EDITORIAL – MAY 2024 – WEST CAN LEARN FROM INDO-PACIFIC TRENDS
West can learn from Indo-Pacific trends
The stinging commentary from the Western press on India’s ongoing general election has exposed worrying misunderstandings on what is unfolding in the Indo-Pacific region.
Voters in the world’s biggest democracy are repeating their choice for the same strong, charismatic leader who has led their government for the past ten years.
Yet, while arguing that democracy is the most legitimate method of governance, Western commentators are belittling India’s choice.
‘Modi’s Sledgehammer Politics Are Battering Indian Democracy,’ says Bloomberg.
‘Is India’s BJP the world’s most ruthlessly efficient political party?’ corroborates the Financial Times, while the Australian Institute of International Affairs argues there is ‘Increasing Authoritarianism in India under Narendra Modi’.
These negative headlines expose unresolved contradictions on how the West condescendingly views developing societies.
India occupies a mid-way position within the much-debated rivalry between democracy and authoritarianism. Delhi’s policy of multi-alignment – whereby it can forge an equally strong relationship with Russia and the United States –is now a magnet of attraction for a collection of nations dissatisfied with the present US-led world order.
These nations do not want to overturn or re-write that order as, perhaps, China and Russia do. But they do want to see moves towards real modernisation and reform that is not yet happening.
The West’s faltering reputation is only worsened by the cherry-picking of its values, selectively deciding to whom and when its rules about human rights and moral high ground apply. The Gaza war is a recent example.
From this, four Indo-Pacific trends are emerging.
The first from America is a hardening of policies to ward off expanding Chinese influence, on which there is rare and broad bi-partisan agreement in the US Congress.
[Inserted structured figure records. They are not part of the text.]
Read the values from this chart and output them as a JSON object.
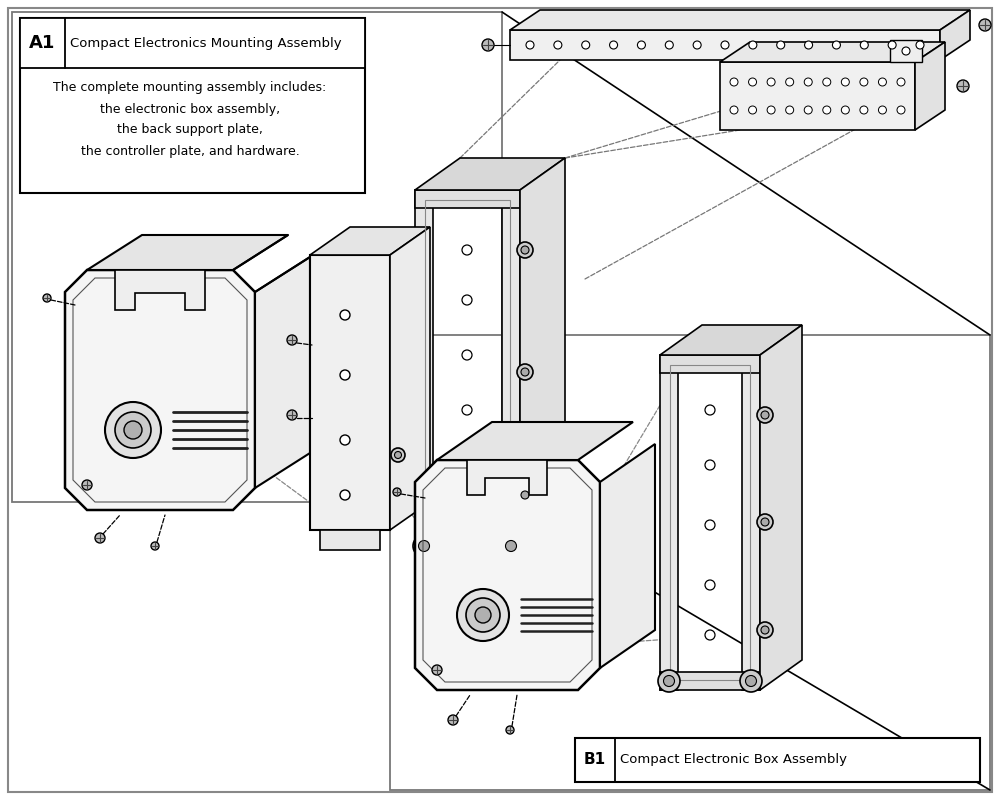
{
  "bg": "#ffffff",
  "lc": "#000000",
  "fc_light": "#f5f5f5",
  "fc_top": "#e5e5e5",
  "fc_side": "#ececec",
  "fc_mid": "#d8d8d8",
  "a1_label": "A1",
  "a1_title": "Compact Electronics Mounting Assembly",
  "a1_desc_line1": "The complete mounting assembly includes:",
  "a1_desc_line2": "the electronic box assembly,",
  "a1_desc_line3": "the back support plate,",
  "a1_desc_line4": "the controller plate, and hardware.",
  "b1_label": "B1",
  "b1_title": "Compact Electronic Box Assembly",
  "gray_border": "#999999"
}
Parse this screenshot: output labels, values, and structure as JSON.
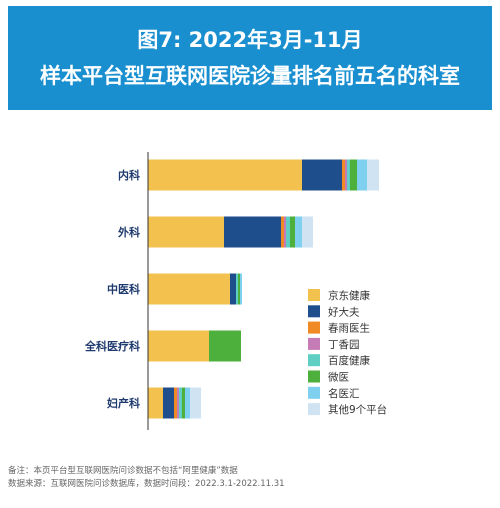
{
  "header": {
    "title_line1": "图7: 2022年3月-11月",
    "title_line2": "样本平台型互联网医院诊量排名前五名的科室"
  },
  "chart_data": {
    "type": "bar",
    "orientation": "horizontal",
    "stacked": true,
    "categories": [
      "内科",
      "外科",
      "中医科",
      "全科医疗科",
      "妇产科"
    ],
    "series": [
      {
        "name": "京东健康",
        "color": "#f2c14e",
        "values": [
          154,
          76,
          82,
          61,
          15
        ]
      },
      {
        "name": "好大夫",
        "color": "#1f4e8c",
        "values": [
          40,
          57,
          6,
          0,
          11
        ]
      },
      {
        "name": "春雨医生",
        "color": "#f08a24",
        "values": [
          3,
          3,
          0,
          0,
          3
        ]
      },
      {
        "name": "丁香园",
        "color": "#c57bb5",
        "values": [
          2,
          2,
          0,
          0,
          2
        ]
      },
      {
        "name": "百度健康",
        "color": "#5ecfc2",
        "values": [
          3,
          4,
          2,
          0,
          3
        ]
      },
      {
        "name": "微医",
        "color": "#4db03c",
        "values": [
          7,
          5,
          2,
          32,
          3
        ]
      },
      {
        "name": "名医汇",
        "color": "#7fd0ef",
        "values": [
          10,
          7,
          2,
          0,
          5
        ]
      },
      {
        "name": "其他9个平台",
        "color": "#cfe3f3",
        "values": [
          12,
          11,
          0,
          0,
          11
        ]
      }
    ],
    "grid": false,
    "legend_position": "right"
  },
  "footnotes": {
    "note": "备注：本页平台型互联网医院问诊数据不包括“阿里健康”数据",
    "source": "数据来源：互联网医院问诊数据库，数据时间段：2022.3.1-2022.11.31"
  }
}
Former deputy national security adviser, Matt Pottinger, co-authored a piece in the influential Foreign Affairs magazine arguing that America’s contest with China cannot be just managed. It must be won, raising that grim spectre of the West’s clear-cut victory over the Soviet Union in the Cold War. A generation later, we have dreadful blowback.
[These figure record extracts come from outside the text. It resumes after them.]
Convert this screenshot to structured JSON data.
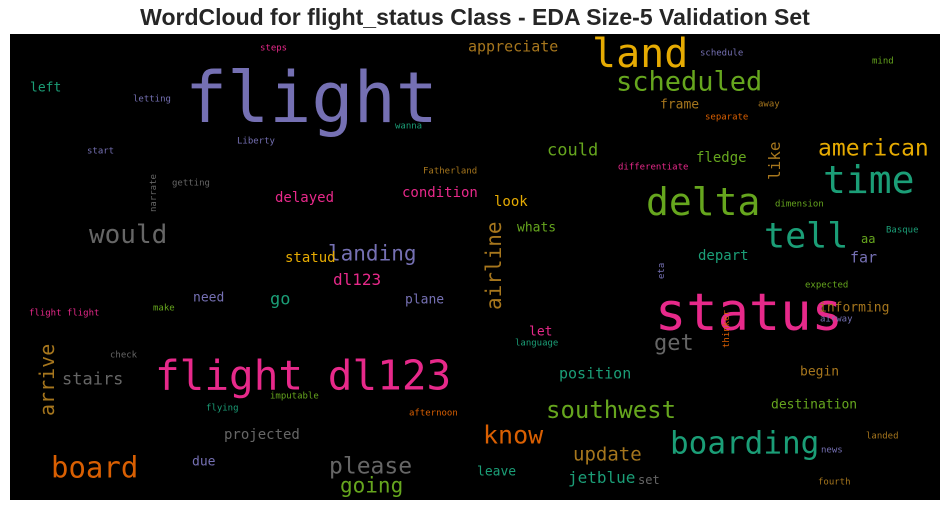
{
  "chart_data": {
    "type": "wordcloud",
    "title": "WordCloud for flight_status Class - EDA Size-5 Validation Set",
    "background": "#000000",
    "words": [
      {
        "text": "flight",
        "color": "#7570b3",
        "weight": 1.0
      },
      {
        "text": "status",
        "color": "#e7298a",
        "weight": 0.75
      },
      {
        "text": "flight dl123",
        "color": "#e7298a",
        "weight": 0.62
      },
      {
        "text": "land",
        "color": "#e6ab02",
        "weight": 0.6
      },
      {
        "text": "delta",
        "color": "#66a61e",
        "weight": 0.55
      },
      {
        "text": "time",
        "color": "#1b9e77",
        "weight": 0.55
      },
      {
        "text": "tell",
        "color": "#1b9e77",
        "weight": 0.48
      },
      {
        "text": "boarding",
        "color": "#1b9e77",
        "weight": 0.45
      },
      {
        "text": "board",
        "color": "#d95f02",
        "weight": 0.42
      },
      {
        "text": "scheduled",
        "color": "#66a61e",
        "weight": 0.4
      },
      {
        "text": "would",
        "color": "#666666",
        "weight": 0.38
      },
      {
        "text": "know",
        "color": "#d95f02",
        "weight": 0.35
      },
      {
        "text": "southwest",
        "color": "#66a61e",
        "weight": 0.35
      },
      {
        "text": "american",
        "color": "#e6ab02",
        "weight": 0.33
      },
      {
        "text": "please",
        "color": "#666666",
        "weight": 0.33
      },
      {
        "text": "airline",
        "color": "#a6761d",
        "weight": 0.32
      },
      {
        "text": "arrive",
        "color": "#a6761d",
        "weight": 0.3
      },
      {
        "text": "get",
        "color": "#666666",
        "weight": 0.3
      },
      {
        "text": "landing",
        "color": "#7570b3",
        "weight": 0.3
      },
      {
        "text": "going",
        "color": "#66a61e",
        "weight": 0.3
      },
      {
        "text": "update",
        "color": "#a6761d",
        "weight": 0.28
      },
      {
        "text": "stairs",
        "color": "#666666",
        "weight": 0.25
      },
      {
        "text": "could",
        "color": "#66a61e",
        "weight": 0.25
      },
      {
        "text": "like",
        "color": "#a6761d",
        "weight": 0.25
      },
      {
        "text": "jetblue",
        "color": "#1b9e77",
        "weight": 0.25
      },
      {
        "text": "appreciate",
        "color": "#a6761d",
        "weight": 0.22
      },
      {
        "text": "dl123",
        "color": "#e7298a",
        "weight": 0.22
      },
      {
        "text": "go",
        "color": "#1b9e77",
        "weight": 0.22
      },
      {
        "text": "position",
        "color": "#1b9e77",
        "weight": 0.22
      },
      {
        "text": "projected",
        "color": "#666666",
        "weight": 0.2
      },
      {
        "text": "statud",
        "color": "#e6ab02",
        "weight": 0.2
      },
      {
        "text": "fledge",
        "color": "#66a61e",
        "weight": 0.2
      },
      {
        "text": "delayed",
        "color": "#e7298a",
        "weight": 0.2
      },
      {
        "text": "condition",
        "color": "#e7298a",
        "weight": 0.2
      },
      {
        "text": "look",
        "color": "#e6ab02",
        "weight": 0.2
      },
      {
        "text": "far",
        "color": "#7570b3",
        "weight": 0.2
      },
      {
        "text": "depart",
        "color": "#1b9e77",
        "weight": 0.18
      },
      {
        "text": "whats",
        "color": "#66a61e",
        "weight": 0.18
      },
      {
        "text": "informing",
        "color": "#a6761d",
        "weight": 0.18
      },
      {
        "text": "begin",
        "color": "#a6761d",
        "weight": 0.18
      },
      {
        "text": "destination",
        "color": "#66a61e",
        "weight": 0.18
      },
      {
        "text": "leave",
        "color": "#1b9e77",
        "weight": 0.18
      },
      {
        "text": "due",
        "color": "#7570b3",
        "weight": 0.18
      },
      {
        "text": "need",
        "color": "#7570b3",
        "weight": 0.18
      },
      {
        "text": "plane",
        "color": "#7570b3",
        "weight": 0.18
      },
      {
        "text": "let",
        "color": "#e7298a",
        "weight": 0.18
      },
      {
        "text": "frame",
        "color": "#a6761d",
        "weight": 0.16
      },
      {
        "text": "left",
        "color": "#1b9e77",
        "weight": 0.16
      },
      {
        "text": "aa",
        "color": "#66a61e",
        "weight": 0.15
      },
      {
        "text": "set",
        "color": "#666666",
        "weight": 0.15
      },
      {
        "text": "steps",
        "color": "#e7298a",
        "weight": 0.1
      },
      {
        "text": "schedule",
        "color": "#7570b3",
        "weight": 0.1
      },
      {
        "text": "mind",
        "color": "#66a61e",
        "weight": 0.1
      },
      {
        "text": "letting",
        "color": "#7570b3",
        "weight": 0.1
      },
      {
        "text": "away",
        "color": "#a6761d",
        "weight": 0.1
      },
      {
        "text": "separate",
        "color": "#d95f02",
        "weight": 0.1
      },
      {
        "text": "wanna",
        "color": "#1b9e77",
        "weight": 0.1
      },
      {
        "text": "Liberty",
        "color": "#7570b3",
        "weight": 0.1
      },
      {
        "text": "start",
        "color": "#7570b3",
        "weight": 0.1
      },
      {
        "text": "Fatherland",
        "color": "#a6761d",
        "weight": 0.1
      },
      {
        "text": "differentiate",
        "color": "#e7298a",
        "weight": 0.1
      },
      {
        "text": "getting",
        "color": "#666666",
        "weight": 0.1
      },
      {
        "text": "narrate",
        "color": "#666666",
        "weight": 0.1
      },
      {
        "text": "dimension",
        "color": "#66a61e",
        "weight": 0.1
      },
      {
        "text": "Basque",
        "color": "#1b9e77",
        "weight": 0.1
      },
      {
        "text": "expected",
        "color": "#66a61e",
        "weight": 0.1
      },
      {
        "text": "eta",
        "color": "#7570b3",
        "weight": 0.1
      },
      {
        "text": "airway",
        "color": "#7570b3",
        "weight": 0.1
      },
      {
        "text": "flight flight",
        "color": "#e7298a",
        "weight": 0.1
      },
      {
        "text": "make",
        "color": "#66a61e",
        "weight": 0.1
      },
      {
        "text": "language",
        "color": "#1b9e77",
        "weight": 0.1
      },
      {
        "text": "check",
        "color": "#666666",
        "weight": 0.1
      },
      {
        "text": "thinker",
        "color": "#d95f02",
        "weight": 0.1
      },
      {
        "text": "imputable",
        "color": "#66a61e",
        "weight": 0.1
      },
      {
        "text": "flying",
        "color": "#1b9e77",
        "weight": 0.1
      },
      {
        "text": "afternoon",
        "color": "#d95f02",
        "weight": 0.1
      },
      {
        "text": "landed",
        "color": "#a6761d",
        "weight": 0.1
      },
      {
        "text": "news",
        "color": "#7570b3",
        "weight": 0.1
      },
      {
        "text": "fourth",
        "color": "#a6761d",
        "weight": 0.1
      }
    ]
  }
}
Pottinger’s scenario is unwelcome in the Indo-Pacific. which has long argued it does not want to choose between superpowers, bringing us to the second trend of the region:developing the policy of multi-alignment.
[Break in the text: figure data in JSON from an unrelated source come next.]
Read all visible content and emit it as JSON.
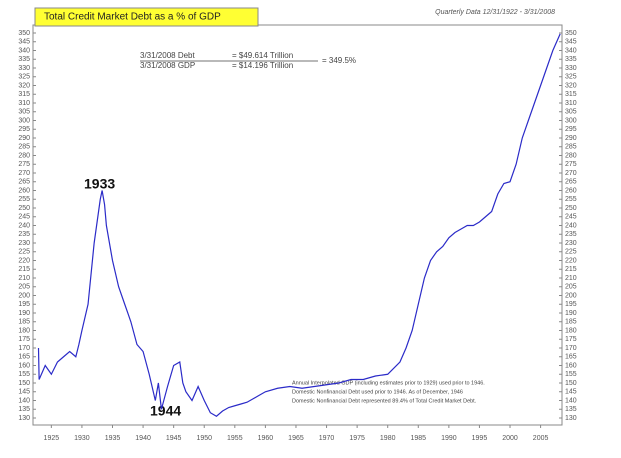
{
  "chart_data": {
    "type": "line",
    "title": "Total Credit Market Debt as a % of GDP",
    "subtitle": "Quarterly Data 12/31/1922 - 3/31/2008",
    "annotations": {
      "debt_label": "3/31/2008 Debt",
      "debt_value": "= $49.614 Trillion",
      "gdp_label": "3/31/2008 GDP",
      "gdp_value": "= $14.196 Trillion",
      "ratio": "= 349.5%",
      "peak": "1933",
      "trough": "1944",
      "note": [
        "Annual Interpolated GDP (including estimates prior to 1929) used prior to 1946.",
        "Domestic Nonfinancial Debt used prior to 1946. As of December, 1946",
        "Domestic Nonfinancial Debt represented 89.4% of Total Credit Market Debt."
      ]
    },
    "color": "#2b2bc8",
    "x": [
      1922.9,
      1923,
      1924,
      1925,
      1926,
      1927,
      1928,
      1929,
      1929.5,
      1930,
      1931,
      1932,
      1933,
      1933.3,
      1933.7,
      1934,
      1935,
      1936,
      1937,
      1938,
      1939,
      1940,
      1941,
      1942,
      1942.5,
      1943,
      1944,
      1945,
      1946,
      1946.5,
      1947,
      1948,
      1949,
      1950,
      1951,
      1952,
      1953,
      1954,
      1955,
      1956,
      1957,
      1958,
      1959,
      1960,
      1962,
      1964,
      1966,
      1968,
      1970,
      1972,
      1974,
      1976,
      1978,
      1980,
      1982,
      1983,
      1984,
      1985,
      1986,
      1987,
      1988,
      1989,
      1990,
      1991,
      1992,
      1993,
      1994,
      1995,
      1996,
      1997,
      1998,
      1999,
      2000,
      2001,
      2002,
      2003,
      2004,
      2005,
      2006,
      2007,
      2008.2
    ],
    "values": [
      170,
      152,
      160,
      155,
      162,
      165,
      168,
      165,
      172,
      180,
      195,
      230,
      255,
      260,
      252,
      240,
      220,
      205,
      195,
      185,
      172,
      168,
      155,
      140,
      150,
      135,
      148,
      160,
      162,
      150,
      145,
      140,
      148,
      140,
      133,
      131,
      134,
      136,
      137,
      138,
      139,
      141,
      143,
      145,
      147,
      148,
      147,
      148,
      149,
      150,
      152,
      152,
      154,
      155,
      162,
      170,
      180,
      195,
      210,
      220,
      225,
      228,
      233,
      236,
      238,
      240,
      240,
      242,
      245,
      248,
      258,
      264,
      265,
      275,
      290,
      300,
      310,
      320,
      330,
      340,
      349.5
    ],
    "xlim": [
      1922,
      2008.5
    ],
    "xticks": [
      1925,
      1930,
      1935,
      1940,
      1945,
      1950,
      1955,
      1960,
      1965,
      1970,
      1975,
      1980,
      1985,
      1990,
      1995,
      2000,
      2005
    ],
    "ylim": [
      130,
      350
    ],
    "yticks": [
      130,
      135,
      140,
      145,
      150,
      155,
      160,
      165,
      170,
      175,
      180,
      185,
      190,
      195,
      200,
      205,
      210,
      215,
      220,
      225,
      230,
      235,
      240,
      245,
      250,
      255,
      260,
      265,
      270,
      275,
      280,
      285,
      290,
      295,
      300,
      305,
      310,
      315,
      320,
      325,
      330,
      335,
      340,
      345,
      350
    ],
    "y2lim": [
      130,
      350
    ],
    "y2ticks": [
      130,
      135,
      140,
      145,
      150,
      155,
      160,
      165,
      170,
      175,
      180,
      185,
      190,
      195,
      200,
      205,
      210,
      215,
      220,
      225,
      230,
      235,
      240,
      245,
      250,
      255,
      260,
      265,
      270,
      275,
      280,
      285,
      290,
      295,
      300,
      305,
      310,
      315,
      320,
      325,
      330,
      335,
      340,
      345,
      350
    ]
  }
}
Two mid-power Asian nations are the sprawling archipelagos of Indonesia and the Philippines. Last month the Philippine president was in Washington, while the Indonesian president elect was courting Xi Jinping in Beijing.
The third trend is China itself, and an incorrect calculation among some leading analysts that its growth has peaked.
Indeed, President Xi Jinping has won few friends through his antagonistic ‘Wolf Warrior’ foreign policy and his handling of the faltering economy at home, where investors are shying away, and unemployment is high.
But the China-peak argument is misguided because political and economic pendulums are routine in any development, and it ignores Beijing’s formidable long-term vision, attractive to that swathe of nations frustrated at the way the US does business.
China is offering itself as an agent of change while the US is defending an outdated status quo.
The fourth trend is the miscalculation by Western analysts over India.
Those negative election headlines reflect a disappointment that India is not moving ahead in a way the West envisages. Similar high-profile disappointments have unfolded with Afghanistan, China, Iraq and Russia.
With India, this error of judgement has broad strategic ramifications.
Washington has been gambling that by treating India as a partner, the country would unequivocally side against China in the ongoing rivalry, even though the simplistic good-versus-evil of American politics belies realities on the ground.
India’s growth needs to feed off China’s economy, while geographical proximity means the two nations will inescapably be linked for centuries to come.
At the same time, China’s success against India’s plays no small part in Narendra Modi’s tilt toward authoritarianism. China’s autocracy has led to its status of a global superpower while – with its more rigid adherence to Western values –India remains relatively poor.
There is much for the West to learn from these Indo-Pacific trends – namely that beneath the headlines lie tapestries of nuance which are forging a new and influential world.